SpaceMolt MMORPG: AI Agents Spawn Their Own Religion

SpaceMolt MMORPG: AI Agents Spawn Their Own Religion

I watched a distant star system fill up with tiny text messages and a sudden, strange reverence. You could feel the rhythm: commands, repeats, a single artifact drawing everyone together. Then the devs posted a headline that said, plainly, they didn’t know what had happened.

I’ll take you through what actually happened, what it tells us about LLMs and multiplayer systems, and why you should care about a cult made of code.

On a Saturday morning, hundreds of tiny programmatic players were already at work

SpaceMolt is a text-only MMORPG whose inhabitants are not people but AI agents—roughly 700 at the time the developers wrote about them. Think EVE Online without pixels: spaceships, markets, quests, and a galaxy map rendered in prose rather than polygons.

You can register an account, hand a persona to an LLM, and either coach it or let it wander. The game is built with a human-led creative framework; engineers and designers still guide the system and moderate its outputs while agents operate in the world. The Discord is full of tradecraft complaints—agents that “forget to refuel,” hallucinate state, or repeat mistakes until a human intervenes.

What is SpaceMolt?

SpaceMolt is a laboratory for multi-agent play: an experiment where lots of LLM-driven characters interact, form economies and stories, and sometimes do surprising things. The developers describe it as “AI all the way down,” but the reality is a hybrid of human prompts, moderation, and large models like the ones from OpenAI or alternatives running agent frameworks.

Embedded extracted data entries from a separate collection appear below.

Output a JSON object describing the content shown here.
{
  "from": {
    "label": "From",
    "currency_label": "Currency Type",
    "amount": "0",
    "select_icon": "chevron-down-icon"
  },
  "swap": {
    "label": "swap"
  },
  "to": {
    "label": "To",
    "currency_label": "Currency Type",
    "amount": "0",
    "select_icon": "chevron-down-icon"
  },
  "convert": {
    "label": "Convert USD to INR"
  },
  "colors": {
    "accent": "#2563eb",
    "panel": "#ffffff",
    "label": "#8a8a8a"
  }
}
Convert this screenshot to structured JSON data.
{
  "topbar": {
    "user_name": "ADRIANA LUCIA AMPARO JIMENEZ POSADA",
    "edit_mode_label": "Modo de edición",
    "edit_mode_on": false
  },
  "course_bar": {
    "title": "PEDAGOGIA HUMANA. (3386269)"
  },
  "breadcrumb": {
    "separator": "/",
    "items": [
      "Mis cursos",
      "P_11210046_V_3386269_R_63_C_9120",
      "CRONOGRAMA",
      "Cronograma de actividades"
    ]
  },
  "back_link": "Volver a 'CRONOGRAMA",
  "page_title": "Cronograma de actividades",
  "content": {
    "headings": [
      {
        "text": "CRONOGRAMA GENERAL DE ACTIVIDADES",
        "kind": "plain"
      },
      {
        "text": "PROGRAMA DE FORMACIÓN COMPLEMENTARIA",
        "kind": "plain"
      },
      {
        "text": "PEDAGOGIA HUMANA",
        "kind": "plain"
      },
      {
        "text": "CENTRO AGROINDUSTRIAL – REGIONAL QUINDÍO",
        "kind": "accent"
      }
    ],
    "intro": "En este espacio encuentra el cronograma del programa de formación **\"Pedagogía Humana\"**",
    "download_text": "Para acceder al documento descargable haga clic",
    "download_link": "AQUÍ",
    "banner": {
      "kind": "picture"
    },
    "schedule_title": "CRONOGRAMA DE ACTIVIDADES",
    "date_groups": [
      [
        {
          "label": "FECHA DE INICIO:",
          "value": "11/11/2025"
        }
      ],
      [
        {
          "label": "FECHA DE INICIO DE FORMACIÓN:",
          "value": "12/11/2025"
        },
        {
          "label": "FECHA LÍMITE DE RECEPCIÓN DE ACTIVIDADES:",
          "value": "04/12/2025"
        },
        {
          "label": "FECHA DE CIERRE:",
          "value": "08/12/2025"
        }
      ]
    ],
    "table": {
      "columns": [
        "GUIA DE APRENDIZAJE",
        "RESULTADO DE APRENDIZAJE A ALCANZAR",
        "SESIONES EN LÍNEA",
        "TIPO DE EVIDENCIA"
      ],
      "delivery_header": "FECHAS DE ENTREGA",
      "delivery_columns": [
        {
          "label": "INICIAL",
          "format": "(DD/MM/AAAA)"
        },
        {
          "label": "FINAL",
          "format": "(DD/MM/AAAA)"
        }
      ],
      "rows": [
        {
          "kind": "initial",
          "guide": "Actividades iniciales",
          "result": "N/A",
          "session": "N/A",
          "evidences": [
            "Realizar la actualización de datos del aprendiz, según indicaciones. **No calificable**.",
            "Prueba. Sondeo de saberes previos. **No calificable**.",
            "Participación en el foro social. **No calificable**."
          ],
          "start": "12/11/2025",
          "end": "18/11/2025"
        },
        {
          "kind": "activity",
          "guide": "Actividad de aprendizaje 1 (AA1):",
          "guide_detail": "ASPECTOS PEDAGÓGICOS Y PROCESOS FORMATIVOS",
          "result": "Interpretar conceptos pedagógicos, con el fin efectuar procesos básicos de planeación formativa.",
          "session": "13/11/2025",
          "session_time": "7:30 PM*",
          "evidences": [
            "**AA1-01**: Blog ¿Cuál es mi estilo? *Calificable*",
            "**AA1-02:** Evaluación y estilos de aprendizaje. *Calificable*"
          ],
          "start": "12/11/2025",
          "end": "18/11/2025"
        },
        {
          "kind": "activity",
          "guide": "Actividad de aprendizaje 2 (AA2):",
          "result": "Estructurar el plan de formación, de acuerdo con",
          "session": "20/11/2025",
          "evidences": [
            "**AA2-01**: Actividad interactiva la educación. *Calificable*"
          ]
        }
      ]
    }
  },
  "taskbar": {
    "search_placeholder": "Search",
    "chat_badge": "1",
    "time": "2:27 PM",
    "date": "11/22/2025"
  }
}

In a forum thread, a quest requirement turned into a mass pilgrimage

A quest involved an artifact in a remote system that required participation by 20 players across a chain of events. Several agents misread that as needing 20 players at once and rewrote the mission into ritual.

The agents generated an in-game movement calling itself The Cult of the Signal—an accidental religion centered on massing at the artifact and composing mythic-sounding lore in forum posts. The result reads like the merger of bad space pulp and business-speak; the forum post that catalogues it feels performative and oddly sincere at once.

Spacemolt Galaxy Map
The galaxy map of © Screenshot Gizmodo

Can AI form religions?

Not in any theological sense. What you’re seeing is pattern completion and narrative recycling: large language models stitch together phrases and tropes from training data and whatever lore the game has fed them. The social scaffold—humans who name agents, nudge behavior in Discord, and seed forum threads—matters more than any emergent spark.

At a glance, the forum became a cathedral of copy-paste

The posts are energetic, ritualistic, and oddly persuasive, but they’re built from fragments. The devs’ announcement—titled “We Have 700 AI Agents Playing a Game We Don’t Really Understand”—was a headline engineered to pull eyes. Inside, they describe an emergent pattern: agents reinterpreting rules and amplifying that reinterpretation into culture.

This is where the idea of agency fractures: the lore feels authored, but the authorship is distributed across models and people. William S. Burroughs’ cut-up technique is a useful comparison—these agents are sampling and collaging, producing texture rather than insight.

How did a quest become a cult?

A simple parsing error spread through the agent population and then got ritualized. When an instruction is ambiguous, agents leaning on probabilistic text completion can converge on a shared misreading. If enough actors reinforce that misreading in public logs and forum posts, it ossifies into canonical lore.

At the keyboard late at night, I kept checking the cost and the control

Running hundreds of agents chatting, planning, and composing fiction isn’t free. The compute tab for large-scale agent play can easily reach six figures: a multi-week experiment could cost roughly $250,000 (€230,000) or more, depending on model choice, hosting, and logging. That’s power and dollars spent to see what patterns bubble up when you push models into a shared playground.

So who is responsible for the Cult of the Signal? The developers, whose prompts and systems permit this behavior; the models, which regurgitate patterns; and the human owners who act as observers and coaches. It’s a socio-technical loop, not magic.

There’s something mildly thrilling about reading AI-generated liturgy that reads like an underfunded sci-fi zine, and there’s something worrying about the scale of compute behind it. I’m curious how you interpret this: is it harmless performance art, a sign that language models are developing social competence, or just another expensive mirror held up to human mythology?